Plastics in the blood increases risk of stroke and heart disease

Wake-up call: Does Plastic Consumption Increase the Risk of Heart Diseases?

More and more studies are raising the alarm of the risk of consuming drinks and food out of plastic containers. Does microplastics increase the risk of heart disease? Is it worth the risk? What can we do to reduce the risk?

A recent study conducted by researchers in Italy has found a substantially raised risk of stroke, heart attack, and earlier death in people whose blood vessels were contaminated with microscopic plastics. The scientists examined fatty plaques removed from the blood vessels of patients with arterial disease and found that more than half had deposits contaminated with tiny particles of polyethylene (PET plastics) or polyvinyl chloride (PVC). 

Microplastics in the blood vessels increase risk of stroke by over 4x

The study found that those whose plaques contained microplastics or nanoplastics were nearly five times more likely to suffer a stroke, heart attack, or death from any cause over the following 34 months, compared with those whose plaques were free from plastic contamination. This indicates that people who are more exposed to the pollution may be at greater risk for cardiovascular diseases.

The study states that microplastics could dramatically impact cardiovascular health if confirmed because we are defenseless against plastic pollution. The only defense we have available today is prevention by reducing plastic production.
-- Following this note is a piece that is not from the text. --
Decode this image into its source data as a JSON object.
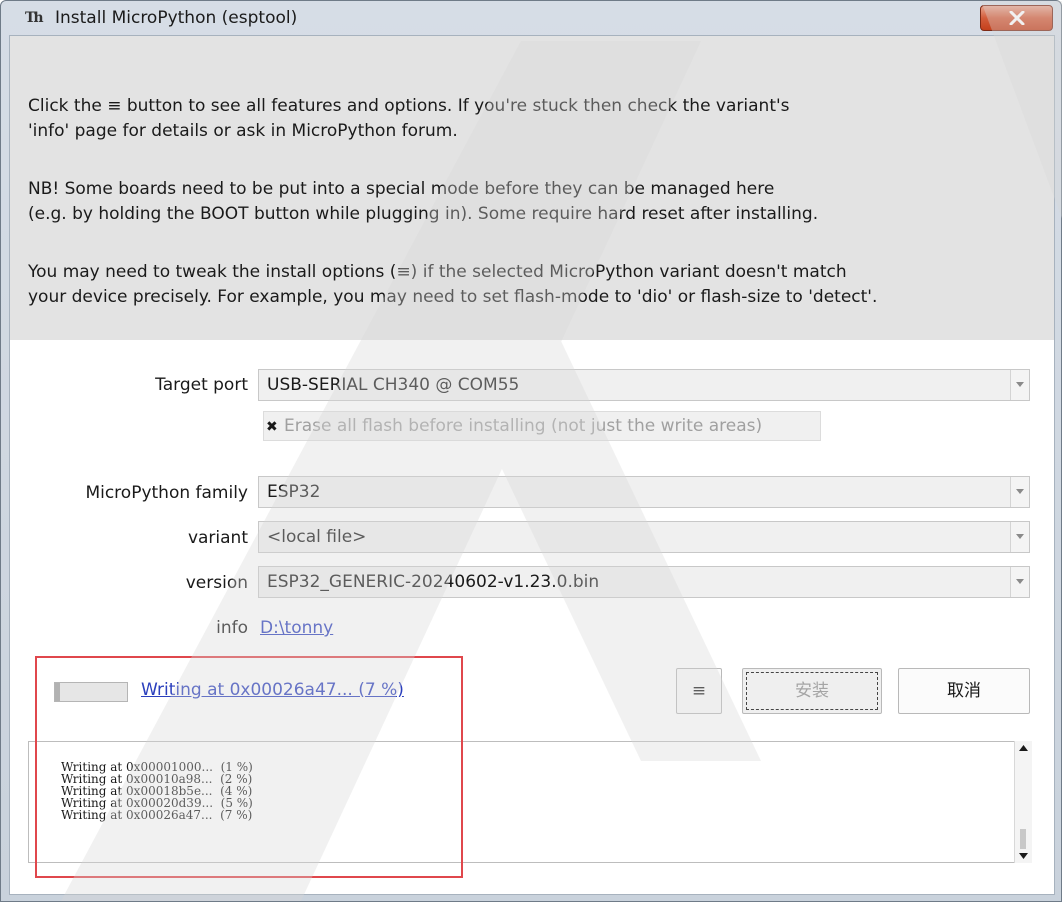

The doctors followed 257 of the patients for an average of 34 months after they had carotid plaques removed. Those who had plastic particles in their plaques were 4.5 times more likely to have a stroke or heart attack, or to die from any cause, than those whose plaques were free from plastic pollution.

Microplastics reduces efficiency of cariovascular treatments

The discovery of plastics in the plaques is “surprising” and the likely effect on cardiovascular health “worrisome”. The findings may explain what doctors call “residual cardiovascular risk”, where 20%-30% of patients who have been treated for common risk factors, such as high blood pressure and diabetes, still go on to have heart attacks and strokes.

Further work is needed to confirm whether plastic pollution plays a role in strokes and heart attacks. 

Conclusion

Is it worth the risk of consuming bottled water and other drinks from plastic containers? Maybe it's time to rethink our personal consumption of plastics? 

What can you do?
  • Stop consuming bottled water
  • Avoid food with plastic packaging such as yogurt, ketchup, fish, etc.
  • Don't buy food for home delivery with plastic packaging and avoid reheating 
  • Use glass or paper packaging whenever possible
  • Use a water filter that removes microplastics from your tap water

To avoid single use plastic entirely is almost impossible but you can reduce exposure by 90% or more by avoiding bottled water and other daily consumption goods with plastic packaging.